Compare the two types of Staging Layers:
Overview of Staging Layers:
Staging Layer: Temporary holding area for incoming data from source applications before it is transformed and moved to the user access layer.
User Access Layer: Where users access the data for reports, BI, and analytics.
Non-Persistent Staging Layer:
Data is not retained after it has been processed. The staging layer is emptied after data is moved to the user access layer.
Adv:
Less Storage Space: Data is not stored long-term, reducing storage requirements.
Efficiency: Simplifies management since old data doesn't accumulate.
DisAdv:
Rebuilding: If the user access layer gets corrupted, data must be re-extracted from the source systems.
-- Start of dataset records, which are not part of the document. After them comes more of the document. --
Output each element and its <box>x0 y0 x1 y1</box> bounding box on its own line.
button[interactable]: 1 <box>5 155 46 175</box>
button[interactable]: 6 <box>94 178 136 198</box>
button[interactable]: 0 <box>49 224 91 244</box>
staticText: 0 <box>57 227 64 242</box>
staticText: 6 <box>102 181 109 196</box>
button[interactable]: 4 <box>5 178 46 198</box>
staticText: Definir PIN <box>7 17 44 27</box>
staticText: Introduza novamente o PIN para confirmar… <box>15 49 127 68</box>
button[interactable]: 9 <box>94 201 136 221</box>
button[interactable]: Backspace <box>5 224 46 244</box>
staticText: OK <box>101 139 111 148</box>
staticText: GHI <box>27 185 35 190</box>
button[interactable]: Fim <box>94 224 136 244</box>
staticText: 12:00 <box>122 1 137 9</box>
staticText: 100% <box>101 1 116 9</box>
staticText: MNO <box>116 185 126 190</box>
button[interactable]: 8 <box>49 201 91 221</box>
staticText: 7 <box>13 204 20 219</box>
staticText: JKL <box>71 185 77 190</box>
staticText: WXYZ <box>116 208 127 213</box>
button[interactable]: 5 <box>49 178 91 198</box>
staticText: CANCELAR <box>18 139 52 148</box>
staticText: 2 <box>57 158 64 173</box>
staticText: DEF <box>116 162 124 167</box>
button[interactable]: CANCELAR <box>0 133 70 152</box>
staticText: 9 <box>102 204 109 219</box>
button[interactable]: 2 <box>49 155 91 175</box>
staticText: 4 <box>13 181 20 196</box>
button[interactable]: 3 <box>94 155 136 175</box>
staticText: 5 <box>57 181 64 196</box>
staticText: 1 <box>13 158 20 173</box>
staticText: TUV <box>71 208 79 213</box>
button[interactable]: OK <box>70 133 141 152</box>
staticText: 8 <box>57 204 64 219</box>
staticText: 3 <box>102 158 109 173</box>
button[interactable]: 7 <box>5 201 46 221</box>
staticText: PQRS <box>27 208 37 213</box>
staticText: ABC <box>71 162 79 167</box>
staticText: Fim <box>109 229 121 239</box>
Data Quality Assurance: Requires access to source systems to verify data quality, since the staging layer doesn't retain data.
Persistent Staging Layer:
Data is retained even after it has been processed and moved to the user access layer. Acts as a historical record of incoming data.
Advantages:
Rebuilding: If the user access layer gets corrupted, it can be rebuilt using data from the staging layer without needing to access source systems.
Data Quality Assurance: Allows for easy comparison between the staging layer and the user access layer.
Disadvantages:
More Storage Space: Requires more storage since data is retained.
Potential Uncontrolled Access: Risk of power users accessing data directly in the staging layer, bypassing governance protocols.
Inshort:
Both non-persistent and persistent staging layers have their own set of benefits and drawbacks.
The choice between them depends on factors such as storage availability, data integrity requirements, and the need for data quality assurance.
Understanding these differences allows us to design more effective and efficient data warehousing solutions tailored to our specific needs.